Customers came for the legs of ham as wide and deep as a lute, for wheels of cheese, for buckets of salamella piscante. They bought deep-fried, stuffed olives, frozen octopus and Speedy Pizza, “alla Four Margherita” inside. They came in their auntie dresses and reading glasses and bags of goods already filled at other stores, and they were served with direct and simple care. They were like family.
Outside, the square was dominated by a statue of the martyred, hooded and solemn-looking Giordeno Bruno. His execution, after a life of persecution and accusations of heresy, was a death by fire at the hands of 17th century inquisitors. The statue was his record. At its base was a fruit stand.
Stalls mobbed the square and turned Campo de Fiori into a lively morning market. Stalls overflowed with cherry tomatoes, string beans both verdant green and psychedelic pink, unpolished apples, zucchini, peppers curled and folded into themselves like soft plastercine. At the lettuce stall, a dizzyingly diverse range of boxes were individually labeled: scaroia, cicoric, spinaci, caitaga, finocchi, ruigheita, rugola, taglio, apolloti and toglia di quereira.
“Do you speak English?” A small, blond woman in her late-thirties approached me at the fruit stand. Another woman in front of me had just bought a monstrous cluster of green grapes. I was considering the single small vine remaining. I could wash them at the tap and gobble them up in one sitting. Before Harumi was finished with her picture taking.
“Yes,” I said. I lay the small cluster back in the box and waited for the clerk to look my way.
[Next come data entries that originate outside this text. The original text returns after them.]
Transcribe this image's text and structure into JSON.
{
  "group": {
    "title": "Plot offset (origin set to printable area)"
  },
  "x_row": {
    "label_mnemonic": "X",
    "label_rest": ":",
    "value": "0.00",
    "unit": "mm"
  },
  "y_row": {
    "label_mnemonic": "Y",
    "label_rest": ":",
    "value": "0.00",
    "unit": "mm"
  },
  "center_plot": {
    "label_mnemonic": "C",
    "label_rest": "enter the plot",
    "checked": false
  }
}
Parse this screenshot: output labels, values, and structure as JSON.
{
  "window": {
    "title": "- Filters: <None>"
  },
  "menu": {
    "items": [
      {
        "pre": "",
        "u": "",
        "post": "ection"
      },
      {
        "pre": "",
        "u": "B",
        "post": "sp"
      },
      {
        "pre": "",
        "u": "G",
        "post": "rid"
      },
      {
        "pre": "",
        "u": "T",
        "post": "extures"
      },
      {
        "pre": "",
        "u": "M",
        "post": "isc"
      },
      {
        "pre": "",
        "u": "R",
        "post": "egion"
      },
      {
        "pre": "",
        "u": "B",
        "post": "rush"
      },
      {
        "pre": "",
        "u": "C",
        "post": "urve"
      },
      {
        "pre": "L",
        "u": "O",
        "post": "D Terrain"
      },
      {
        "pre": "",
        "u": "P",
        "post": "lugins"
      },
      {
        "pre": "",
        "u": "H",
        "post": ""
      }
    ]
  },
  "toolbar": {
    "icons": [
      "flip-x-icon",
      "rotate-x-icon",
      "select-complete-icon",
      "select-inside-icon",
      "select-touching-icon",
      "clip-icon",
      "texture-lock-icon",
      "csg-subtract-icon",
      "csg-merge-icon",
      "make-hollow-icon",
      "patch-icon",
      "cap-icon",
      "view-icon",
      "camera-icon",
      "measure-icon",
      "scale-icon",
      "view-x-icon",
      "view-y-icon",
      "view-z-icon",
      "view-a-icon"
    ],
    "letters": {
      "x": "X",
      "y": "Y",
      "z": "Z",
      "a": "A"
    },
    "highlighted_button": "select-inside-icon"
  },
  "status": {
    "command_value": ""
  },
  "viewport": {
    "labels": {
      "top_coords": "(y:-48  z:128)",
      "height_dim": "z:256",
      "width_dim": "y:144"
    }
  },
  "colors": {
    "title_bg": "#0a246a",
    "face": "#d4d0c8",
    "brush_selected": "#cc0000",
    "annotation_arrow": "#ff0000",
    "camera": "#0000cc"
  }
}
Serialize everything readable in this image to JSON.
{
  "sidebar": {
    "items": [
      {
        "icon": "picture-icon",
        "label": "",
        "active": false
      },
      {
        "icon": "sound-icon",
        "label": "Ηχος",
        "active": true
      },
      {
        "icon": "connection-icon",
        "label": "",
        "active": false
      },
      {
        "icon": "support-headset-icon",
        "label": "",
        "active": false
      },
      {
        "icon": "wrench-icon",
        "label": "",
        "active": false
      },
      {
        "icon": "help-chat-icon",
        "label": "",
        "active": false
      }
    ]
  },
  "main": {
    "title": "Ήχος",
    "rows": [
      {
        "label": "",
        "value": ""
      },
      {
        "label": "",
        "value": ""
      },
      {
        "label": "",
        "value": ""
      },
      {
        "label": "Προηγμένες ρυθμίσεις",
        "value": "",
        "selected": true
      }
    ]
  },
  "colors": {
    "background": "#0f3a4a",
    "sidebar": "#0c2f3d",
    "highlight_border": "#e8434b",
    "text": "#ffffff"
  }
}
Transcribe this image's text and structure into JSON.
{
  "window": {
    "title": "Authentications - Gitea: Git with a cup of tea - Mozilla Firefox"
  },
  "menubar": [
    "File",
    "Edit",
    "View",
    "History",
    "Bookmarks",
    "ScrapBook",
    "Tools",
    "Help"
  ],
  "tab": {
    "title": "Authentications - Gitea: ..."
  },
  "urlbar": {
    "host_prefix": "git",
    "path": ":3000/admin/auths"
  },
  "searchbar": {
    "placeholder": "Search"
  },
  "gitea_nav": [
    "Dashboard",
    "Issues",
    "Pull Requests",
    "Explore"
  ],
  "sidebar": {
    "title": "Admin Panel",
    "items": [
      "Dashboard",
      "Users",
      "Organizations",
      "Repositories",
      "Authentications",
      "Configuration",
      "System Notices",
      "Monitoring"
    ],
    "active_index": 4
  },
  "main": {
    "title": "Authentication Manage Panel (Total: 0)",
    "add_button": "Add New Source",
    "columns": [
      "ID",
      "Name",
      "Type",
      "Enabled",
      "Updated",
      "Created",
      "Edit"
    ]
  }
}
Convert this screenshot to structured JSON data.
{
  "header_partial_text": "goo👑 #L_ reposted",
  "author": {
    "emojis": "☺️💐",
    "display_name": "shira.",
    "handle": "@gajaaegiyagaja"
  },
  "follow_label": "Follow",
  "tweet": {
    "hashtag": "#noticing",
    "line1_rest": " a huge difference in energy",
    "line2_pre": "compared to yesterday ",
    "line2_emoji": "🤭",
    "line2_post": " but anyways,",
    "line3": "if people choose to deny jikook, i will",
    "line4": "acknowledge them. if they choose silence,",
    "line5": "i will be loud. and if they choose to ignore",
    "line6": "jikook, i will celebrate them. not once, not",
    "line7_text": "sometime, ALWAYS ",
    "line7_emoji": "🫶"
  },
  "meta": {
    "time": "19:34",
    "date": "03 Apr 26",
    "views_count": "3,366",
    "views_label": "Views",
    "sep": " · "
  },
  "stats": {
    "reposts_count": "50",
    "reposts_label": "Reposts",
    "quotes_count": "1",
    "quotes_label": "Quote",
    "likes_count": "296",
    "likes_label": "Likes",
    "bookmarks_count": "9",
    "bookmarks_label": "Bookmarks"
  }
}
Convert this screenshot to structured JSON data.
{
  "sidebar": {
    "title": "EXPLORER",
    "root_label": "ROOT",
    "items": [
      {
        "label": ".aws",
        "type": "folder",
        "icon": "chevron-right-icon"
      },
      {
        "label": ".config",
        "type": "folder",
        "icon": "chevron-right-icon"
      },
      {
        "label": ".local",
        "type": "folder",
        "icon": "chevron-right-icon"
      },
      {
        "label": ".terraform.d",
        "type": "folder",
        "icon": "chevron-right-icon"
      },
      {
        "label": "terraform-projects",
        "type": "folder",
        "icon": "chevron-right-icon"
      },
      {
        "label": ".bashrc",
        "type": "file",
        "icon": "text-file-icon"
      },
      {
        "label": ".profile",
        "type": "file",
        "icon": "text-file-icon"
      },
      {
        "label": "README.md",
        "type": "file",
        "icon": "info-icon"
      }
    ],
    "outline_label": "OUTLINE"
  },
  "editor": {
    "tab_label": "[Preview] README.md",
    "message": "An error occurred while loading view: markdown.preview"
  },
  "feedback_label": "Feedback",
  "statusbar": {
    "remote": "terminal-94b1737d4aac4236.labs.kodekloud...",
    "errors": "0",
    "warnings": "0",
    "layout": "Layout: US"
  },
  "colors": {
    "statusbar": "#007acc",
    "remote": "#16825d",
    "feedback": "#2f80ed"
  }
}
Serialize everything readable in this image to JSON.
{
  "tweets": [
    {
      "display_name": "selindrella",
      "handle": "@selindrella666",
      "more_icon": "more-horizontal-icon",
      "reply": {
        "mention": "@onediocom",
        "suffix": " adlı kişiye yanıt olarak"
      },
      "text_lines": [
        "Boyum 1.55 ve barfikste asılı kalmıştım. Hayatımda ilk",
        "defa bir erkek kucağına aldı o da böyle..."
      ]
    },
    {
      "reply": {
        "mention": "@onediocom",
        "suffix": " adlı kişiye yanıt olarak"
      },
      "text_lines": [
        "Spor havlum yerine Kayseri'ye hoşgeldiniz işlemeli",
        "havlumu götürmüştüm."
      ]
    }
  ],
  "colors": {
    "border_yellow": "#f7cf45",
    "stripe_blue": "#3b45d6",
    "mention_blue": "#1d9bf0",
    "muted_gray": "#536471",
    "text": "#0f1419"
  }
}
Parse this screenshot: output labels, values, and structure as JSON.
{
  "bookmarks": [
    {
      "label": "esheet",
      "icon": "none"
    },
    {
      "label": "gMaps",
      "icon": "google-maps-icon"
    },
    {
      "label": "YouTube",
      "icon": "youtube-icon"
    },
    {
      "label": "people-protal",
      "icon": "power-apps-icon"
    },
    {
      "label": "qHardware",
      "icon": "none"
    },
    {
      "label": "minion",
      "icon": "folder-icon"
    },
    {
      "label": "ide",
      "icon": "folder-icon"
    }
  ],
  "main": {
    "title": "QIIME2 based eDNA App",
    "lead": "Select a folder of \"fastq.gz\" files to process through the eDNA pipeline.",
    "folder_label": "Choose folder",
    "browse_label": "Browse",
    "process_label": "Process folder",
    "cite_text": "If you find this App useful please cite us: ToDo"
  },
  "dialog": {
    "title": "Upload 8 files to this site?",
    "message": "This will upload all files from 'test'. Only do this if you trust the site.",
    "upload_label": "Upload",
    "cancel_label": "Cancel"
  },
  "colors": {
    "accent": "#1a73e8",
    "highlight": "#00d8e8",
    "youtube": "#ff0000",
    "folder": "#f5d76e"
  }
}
“You never touch things in an Italian market!” She said this with a pinched, urgent look on her face. Her hand sliced through the air as she finished.
“I’m buying this.”
“It doesn’t matter,” she said in her tight British accent. “Never.” She turned and walked quickly away.
Hers was the condescending need to educate. She’d likely been in Italy before, perhaps she was one of those British tax or weather exiles that warmer, cheaper European countries seem to attract. Like Canadians in Cancun. She was a fan of D.H. Lawrence, or Shelly and Keats, and she spoke Italian in the same pressed and clipped manner she spoke English. She knew Italy, and had a self-impressed fool’s maternalism over its customs. She saw an American (what else?) and needed to teach him a lesson.
Snippy bitch.
Conversations ranged around us, between customers and clerks, between co-workers, between neighbors and neighboring shopkeepers… and of course we could understand none of it.
“Get your damn bike out of my way!”
“I’ll ride where I want. Move your blasted store.”
“Move my– why you pig-faced sodomite. You ride that thing back this way and I’ll–”
“And I’ll ride over your fat ass. Then I’ll ride over your mother.”
“No mothers! Hey, no mothers! Vino!”
“What?!”
“This son of a bloated pig – hey, whose your mother?! – wants to meet the Father, the Son, *and* the Holy Ghost.”
“Let’s send him on his way then.”
“Come on then, you two. Let’s go. Right now.”
This might have been what they were saying, these three middle-aged, stubby shopkeepers in their white aprons, shapeless caps and open-collar shirts. Might have been, had they not ended the loud, sharp exchange – the hand-clenching, arm-waving, red-faced dialogue – with laughter and claps on each others’ back. The sun had crawled down the high apartment walls and hit the piazza floor.